Snaps can then be published in the snapcraft app store. In the store, we would able to monitor the number of installed snaps. It is possible to host our own store but that the snap daemon only handles one repository. Therefore, the use of Canonical's store seems mandatory. Snaps integrate well with github. A snap inside the store can be published in multiple versions in different channels.

Snaps have been known for suffering a long start-up time, but it has been improved.
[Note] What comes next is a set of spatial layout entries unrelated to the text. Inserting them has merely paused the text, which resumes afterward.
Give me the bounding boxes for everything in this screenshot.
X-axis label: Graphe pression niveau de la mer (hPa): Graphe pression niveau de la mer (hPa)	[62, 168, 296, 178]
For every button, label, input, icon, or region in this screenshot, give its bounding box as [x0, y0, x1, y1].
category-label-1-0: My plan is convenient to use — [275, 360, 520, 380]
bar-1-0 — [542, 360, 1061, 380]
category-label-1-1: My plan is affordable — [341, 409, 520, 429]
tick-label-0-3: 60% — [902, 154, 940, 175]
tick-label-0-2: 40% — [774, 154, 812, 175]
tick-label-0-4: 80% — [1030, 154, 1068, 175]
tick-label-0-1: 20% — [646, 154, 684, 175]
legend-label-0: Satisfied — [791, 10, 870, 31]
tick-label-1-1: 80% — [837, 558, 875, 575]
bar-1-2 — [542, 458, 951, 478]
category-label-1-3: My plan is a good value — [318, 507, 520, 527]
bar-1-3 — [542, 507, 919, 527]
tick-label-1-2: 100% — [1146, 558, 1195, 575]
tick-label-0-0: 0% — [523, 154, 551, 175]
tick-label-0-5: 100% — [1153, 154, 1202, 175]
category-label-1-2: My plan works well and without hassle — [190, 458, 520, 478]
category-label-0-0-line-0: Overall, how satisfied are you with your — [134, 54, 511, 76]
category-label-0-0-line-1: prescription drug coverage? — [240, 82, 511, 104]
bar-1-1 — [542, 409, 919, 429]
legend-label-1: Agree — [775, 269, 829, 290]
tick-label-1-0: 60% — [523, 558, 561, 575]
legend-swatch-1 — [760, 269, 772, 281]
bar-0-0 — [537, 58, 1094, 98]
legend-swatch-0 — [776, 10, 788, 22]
Comparison between the package and the snap solutions

Here is a table summarizing the differences between debian packaging system and snaps taken (source)

Package Debian Snap
Format Ar archive SquashFS archive
Signature verification Y (often not used) Y
Package manager dpkg (low-level) Different higher-level managers available snap
Front-end Many Snap Store
Installation Files copied to / Snap uncompressed and mounted as loopback device
Dependencies Shared Inside each snap or content snaps
Automatic updates semi-automatic Y
Transactional updates N Y
Multiple installs in parallel N Y
Multiple versions N Y
Security confinement Limited Y
Disk footprint Smaller Larger
Application startup time Default Typically longer

In our case, the disk footprint comparison does not stand, as 'go' bundles all dependencies. For comparison, with a storagenode binary of 85 MB quickly packaged we get:

  • snap: 15 MB
  • deb: 16.8 MB

We are thinking of using native packaging for the following reasons:

  • snap is platform agnostic, but still needs snapd to be installed
  • some linux users are reluctant to use snap
  • covering deb and rpm packaging would make us cover most used distributions
  • with proper packaging, we could directly be included in the distributions

Implementation

Debian package

  • create a storj debian git
  • Implement the debian package skeleton using dh-make. It will create a debian directory that contains all the necessary files to generate the package using dpkg-buildpackage. Commit it to the storj debian git.
  • Modify the debian/rules file to embed a config.yaml template file and create a /var/lib/storj/storagenode/bin directory (where the binaries will be put).
  • Create the script that will check the storagenode and storagenode-updates latest available versions, download them, put them in the /var/lib/storj/storagenode/bin
  • create the storj-storagenode system user in the post-installation script (debian/postinst). It should own the /var/lib/storj/storagenode/bin directory. It should be able to write the storage directory.
  • Implement a systemd service running storagenode binary. It will be installed by calling dh_installsystemd in debian/rules
  • Create the debconf script that will gather user inputs and saves the config.yaml file in the configuration folder.
  • Check that the node updater runs on Linux; adapt it if needed.
  • Implement a service running the storage node updater
  • Adapt the recovery mechanism. SystemD has a OnFailure directive.
  • create the man page
  • add a menu entry
  • changelog
  • write a Linux installation and auto-update contributor guide
  • the storagenode and storagenode-updater binaries for Linux should be added to the assets here.

Repository

RPM

Tests

  • Manual testing:
    • test the installation of the downloaded debian package on different debian-based distributions: debian, ubuntu and raspbian
    • test the installation using a PPA on these configurations.
  • Implement tests using debconf unattended installation

Continuous Integration

  • Write a Dockerfile that builds the package.
  • Adapt the reprepro Dockerfile to commit to a git repository the content of the apt repository.

Storage Node Docker Image

We still need to support docker images. The Docker image we provide should make use of the debian packaging system, so that they auto-update using the rollout versioning.

Wrapup

  • As a first step and as part of the PoC, the git repository and the debian package skeleton will be created.
  • The PoC will create the user and the directories, download a binary (will not check for the latest) and install a basic storagenode systemd service.
  • The PoC will also contain first Dockerfile for the reprepro repository.